Likewise, in Booker cases, I believe that we should review the existing record on appeal to determine whether there is a basis within the 18 U.S.C. § 3553(a) factors for the district court to impose a lower but still reasonable sentence under advisory Guidelines. See United States v. Ryder, 414 F.3d 908, 919-20 (8th Cir.2005) (in conducting the fourth-prong analysis, identifying the § 3553(a) factor of age and the § 3553(a)(2)(D) factor of the need for medical care as factors the district court determined were present but was unable to fully take it into account due to the mandatory nature of the Guidelines); United States v. Whipple, 414 F.3d 887, 890-91 (8th Cir.2005) (same); cf. Rodriguez-Ceballos, 407 F.3d at 941-42 (mentioning during the fourth-prong discussion that the district court had identified the § 3553(a)(6) factor of the need to avoid unwarranted sentence disparities among defendants with similar records who have been found guilty of similar conduct, but was unable to fully take it into account due to the mandatory nature of the Guidelines). If no mitigating § 3553(a) factors were articulated by the district court at sentencing or are apparent elsewhere in the record, the defendant is not entitled to relief at the fourth-prong of the plain error test. It does not seriously affect the fairness, integrity, or public reputation of the judicial proceedings to affirm a sentence within the statutory range and imposed under Congressionally approved mandatory Guidelines, as has been done tens of thousands of times between the Congress’s enactment of the Sentencing Reform Act of 1984 and the Supreme Court’s 2005 decision in Booker, when there is no apparent basis within the § 3553(a) factors for a lower sentence under advisory Guidelines. See United States v. Gonzalez-Huerta, 403 F.3d 727, 736-39 (10th Cir.2005) (en banc).

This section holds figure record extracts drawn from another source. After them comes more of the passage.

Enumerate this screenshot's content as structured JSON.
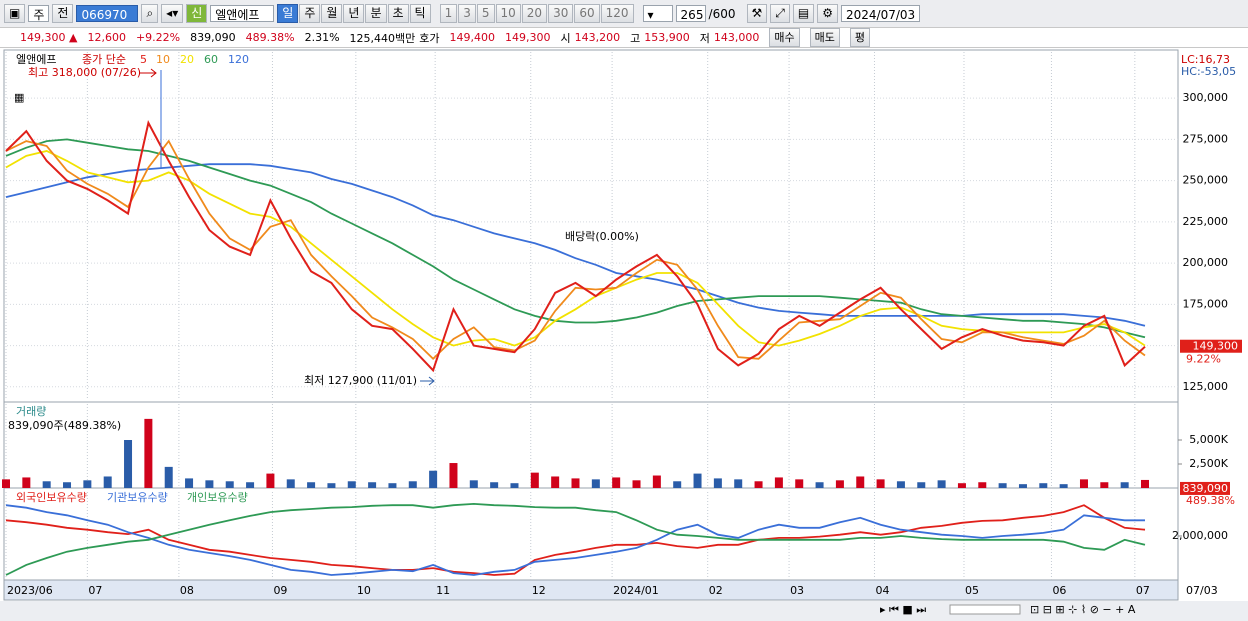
{
  "toolbar": {
    "market": "주",
    "prev": "전",
    "code": "066970",
    "badge": "신",
    "name": "엘앤에프",
    "periods": [
      "일",
      "주",
      "월",
      "년",
      "분",
      "초",
      "틱"
    ],
    "intervals": [
      "1",
      "3",
      "5",
      "10",
      "20",
      "30",
      "60",
      "120"
    ],
    "count": "265",
    "count_max": "/600",
    "date": "2024/07/03"
  },
  "info": {
    "price": "149,300 ▲",
    "change": "12,600",
    "change_pct": "+9.22%",
    "volume": "839,090",
    "volume_pct": "489.38%",
    "turnover": "2.31%",
    "amount": "125,440백만",
    "quote_label": "호가",
    "ask": "149,400",
    "bid": "149,300",
    "open_label": "시",
    "open": "143,200",
    "high_label": "고",
    "high": "153,900",
    "low_label": "저",
    "low": "143,000",
    "buy": "매수",
    "sell": "매도",
    "avg": "평"
  },
  "chart_data": [
    {
      "type": "line",
      "title": "엘앤에프",
      "legend_label": "종가 단순",
      "lc_label": "LC:16,73",
      "hc_label": "HC:-53,05",
      "last_label": "149,300",
      "change_label": "9.22%",
      "annotations": {
        "high": "최고 318,000 (07/26)",
        "low": "최저 127,900 (11/01)",
        "dividend": "배당락(0.00%)"
      },
      "xlim": [
        0,
        56
      ],
      "ylim": [
        117000,
        328000
      ],
      "yticks": [
        {
          "value": 125000,
          "label": "125,000"
        },
        {
          "value": 150000,
          "label": "150,000"
        },
        {
          "value": 175000,
          "label": "175,000"
        },
        {
          "value": 200000,
          "label": "200,000"
        },
        {
          "value": 225000,
          "label": "225,000"
        },
        {
          "value": 250000,
          "label": "250,000"
        },
        {
          "value": 275000,
          "label": "275,000"
        },
        {
          "value": 300000,
          "label": "300,000"
        }
      ],
      "series": [
        {
          "name": "120",
          "color": "#3a6fd8",
          "values": [
            240000,
            243000,
            246000,
            249000,
            252000,
            254000,
            256000,
            257000,
            258000,
            259000,
            260000,
            260000,
            260000,
            259000,
            257000,
            255000,
            251000,
            248000,
            244000,
            240000,
            235000,
            229000,
            226000,
            222000,
            218000,
            215000,
            212000,
            208000,
            203000,
            199000,
            194000,
            192000,
            190000,
            187000,
            184000,
            180000,
            176000,
            173000,
            171000,
            170000,
            169000,
            168000,
            168000,
            168000,
            168000,
            168000,
            168000,
            168000,
            169000,
            169000,
            169000,
            169000,
            169000,
            168000,
            167000,
            165000,
            162000
          ]
        },
        {
          "name": "60",
          "color": "#2e9a55",
          "values": [
            265000,
            270000,
            274000,
            275000,
            273000,
            271000,
            269000,
            268000,
            265000,
            262000,
            258000,
            254000,
            250000,
            247000,
            242000,
            237000,
            230000,
            224000,
            218000,
            212000,
            205000,
            198000,
            190000,
            184000,
            178000,
            172000,
            168000,
            165000,
            164000,
            164000,
            165000,
            167000,
            170000,
            174000,
            177000,
            178000,
            179000,
            180000,
            180000,
            180000,
            180000,
            179000,
            178000,
            177000,
            176000,
            172000,
            169000,
            168000,
            167000,
            166000,
            165000,
            165000,
            164000,
            163000,
            161000,
            158000,
            155000
          ]
        },
        {
          "name": "20",
          "color": "#f2e200",
          "values": [
            258000,
            265000,
            268000,
            262000,
            255000,
            252000,
            249000,
            250000,
            255000,
            250000,
            242000,
            236000,
            230000,
            228000,
            222000,
            212000,
            202000,
            192000,
            182000,
            172000,
            163000,
            155000,
            150000,
            153000,
            154000,
            150000,
            155000,
            165000,
            172000,
            180000,
            185000,
            190000,
            194000,
            194000,
            188000,
            175000,
            162000,
            152000,
            150000,
            153000,
            157000,
            162000,
            168000,
            172000,
            173000,
            168000,
            162000,
            160000,
            159000,
            158000,
            158000,
            158000,
            158000,
            161000,
            163000,
            158000,
            150000
          ]
        },
        {
          "name": "10",
          "color": "#f08a1c",
          "values": [
            268000,
            274000,
            271000,
            256000,
            248000,
            242000,
            234000,
            258000,
            274000,
            251000,
            230000,
            215000,
            208000,
            222000,
            226000,
            205000,
            192000,
            180000,
            167000,
            161000,
            154000,
            142000,
            154000,
            161000,
            149000,
            147000,
            153000,
            171000,
            185000,
            184000,
            185000,
            194000,
            202000,
            199000,
            184000,
            162000,
            143000,
            142000,
            153000,
            164000,
            165000,
            166000,
            174000,
            182000,
            179000,
            166000,
            154000,
            152000,
            158000,
            158000,
            155000,
            153000,
            151000,
            156000,
            165000,
            153000,
            144000
          ]
        },
        {
          "name": "5",
          "color": "#e0201a",
          "values": [
            268000,
            280000,
            262000,
            250000,
            245000,
            238000,
            230000,
            285000,
            262000,
            240000,
            220000,
            210000,
            205000,
            238000,
            215000,
            195000,
            188000,
            172000,
            162000,
            160000,
            148000,
            135000,
            172000,
            150000,
            148000,
            146000,
            160000,
            182000,
            188000,
            180000,
            190000,
            198000,
            205000,
            192000,
            175000,
            148000,
            138000,
            145000,
            160000,
            168000,
            162000,
            170000,
            178000,
            185000,
            172000,
            160000,
            148000,
            155000,
            160000,
            156000,
            153000,
            152000,
            150000,
            162000,
            168000,
            138000,
            149300
          ]
        }
      ]
    },
    {
      "type": "bar",
      "title": "거래량",
      "subtitle": "839,090주(489.38%)",
      "last_label": "839,090",
      "change_label": "489.38%",
      "xlim": [
        0,
        56
      ],
      "ylim": [
        0,
        8750000
      ],
      "yticks": [
        {
          "value": 2500000,
          "label": "2,500K"
        },
        {
          "value": 5000000,
          "label": "5,000K"
        }
      ],
      "values": [
        900000,
        1100000,
        700000,
        600000,
        800000,
        1200000,
        5000000,
        7200000,
        2200000,
        1000000,
        800000,
        700000,
        600000,
        1500000,
        900000,
        600000,
        500000,
        700000,
        600000,
        500000,
        700000,
        1800000,
        2600000,
        800000,
        600000,
        500000,
        1600000,
        1200000,
        1000000,
        900000,
        1100000,
        800000,
        1300000,
        700000,
        1500000,
        1000000,
        900000,
        700000,
        1100000,
        900000,
        600000,
        800000,
        1200000,
        900000,
        700000,
        600000,
        800000,
        500000,
        600000,
        500000,
        400000,
        500000,
        400000,
        900000,
        600000,
        600000,
        839090
      ]
    },
    {
      "type": "line",
      "xlim": [
        0,
        56
      ],
      "ylim": [
        1300000,
        2700000
      ],
      "yticks": [
        {
          "value": 2000000,
          "label": "2,000,000"
        }
      ],
      "xticks": [
        {
          "value": 0,
          "label": "2023/06"
        },
        {
          "value": 4,
          "label": "07"
        },
        {
          "value": 8.5,
          "label": "08"
        },
        {
          "value": 13.1,
          "label": "09"
        },
        {
          "value": 17.2,
          "label": "10"
        },
        {
          "value": 21.1,
          "label": "11"
        },
        {
          "value": 25.8,
          "label": "12"
        },
        {
          "value": 29.8,
          "label": "2024/01"
        },
        {
          "value": 34.5,
          "label": "02"
        },
        {
          "value": 38.5,
          "label": "03"
        },
        {
          "value": 42.7,
          "label": "04"
        },
        {
          "value": 47.1,
          "label": "05"
        },
        {
          "value": 51.4,
          "label": "06"
        },
        {
          "value": 55.5,
          "label": "07"
        }
      ],
      "x_end_label": "07/03",
      "series": [
        {
          "name": "외국인보유수량",
          "color": "#e0201a",
          "values": [
            2250000,
            2220000,
            2180000,
            2130000,
            2100000,
            2060000,
            2030000,
            2100000,
            1940000,
            1860000,
            1780000,
            1750000,
            1700000,
            1650000,
            1620000,
            1590000,
            1540000,
            1520000,
            1490000,
            1460000,
            1460000,
            1490000,
            1430000,
            1410000,
            1380000,
            1400000,
            1620000,
            1700000,
            1750000,
            1810000,
            1860000,
            1860000,
            1890000,
            1840000,
            1810000,
            1860000,
            1860000,
            1940000,
            1970000,
            1970000,
            1990000,
            2020000,
            2060000,
            2020000,
            2060000,
            2130000,
            2160000,
            2210000,
            2240000,
            2250000,
            2290000,
            2320000,
            2380000,
            2490000,
            2290000,
            2130000,
            2100000
          ]
        },
        {
          "name": "기관보유수량",
          "color": "#3a6fd8",
          "values": [
            2490000,
            2450000,
            2380000,
            2330000,
            2250000,
            2180000,
            2060000,
            1970000,
            1860000,
            1780000,
            1730000,
            1680000,
            1620000,
            1540000,
            1460000,
            1430000,
            1380000,
            1400000,
            1430000,
            1460000,
            1440000,
            1540000,
            1410000,
            1380000,
            1430000,
            1460000,
            1590000,
            1620000,
            1650000,
            1700000,
            1750000,
            1810000,
            1940000,
            2100000,
            2180000,
            2020000,
            1970000,
            2100000,
            2180000,
            2130000,
            2130000,
            2220000,
            2290000,
            2180000,
            2100000,
            2060000,
            2020000,
            2000000,
            1970000,
            2000000,
            2020000,
            2050000,
            2100000,
            2330000,
            2290000,
            2250000,
            2250000
          ]
        },
        {
          "name": "개인보유수량",
          "color": "#2e9a55",
          "values": [
            1380000,
            1540000,
            1650000,
            1750000,
            1810000,
            1860000,
            1910000,
            1940000,
            2020000,
            2100000,
            2180000,
            2250000,
            2320000,
            2380000,
            2410000,
            2430000,
            2450000,
            2460000,
            2480000,
            2490000,
            2490000,
            2450000,
            2490000,
            2510000,
            2490000,
            2480000,
            2460000,
            2450000,
            2450000,
            2410000,
            2380000,
            2250000,
            2100000,
            2020000,
            2000000,
            1970000,
            1940000,
            1940000,
            1940000,
            1940000,
            1940000,
            1940000,
            1970000,
            1970000,
            2000000,
            1970000,
            1950000,
            1940000,
            1940000,
            1940000,
            1940000,
            1940000,
            1910000,
            1810000,
            1780000,
            1940000,
            1860000
          ]
        }
      ]
    }
  ]
}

In the instant case, I can discern nothing in the record that would suggest a *836reasoned basis within the § 3553(a) factors for imposing a lower sentence on Better-ton if the case were remanded for resen-tencing under advisory Guidelines. To the contrary, everything in the record relevant to the § 3553(a) factors suggests that Bet-terton richly deserved a sentence at least as harsh, if not harsher, than the one he received for these — his fourth, fifth, and sixth felony-grade drug-trafficking offenses — which he committed while on state parole. If we were writing on a clean slate, I would affirm Betterton’s sentence.
However, our panel, including me, is bound by the prior panel opinions until and unless the Supreme Court, or this court en banc, overturns them. With these observations, I join the court’s opinion and judgment.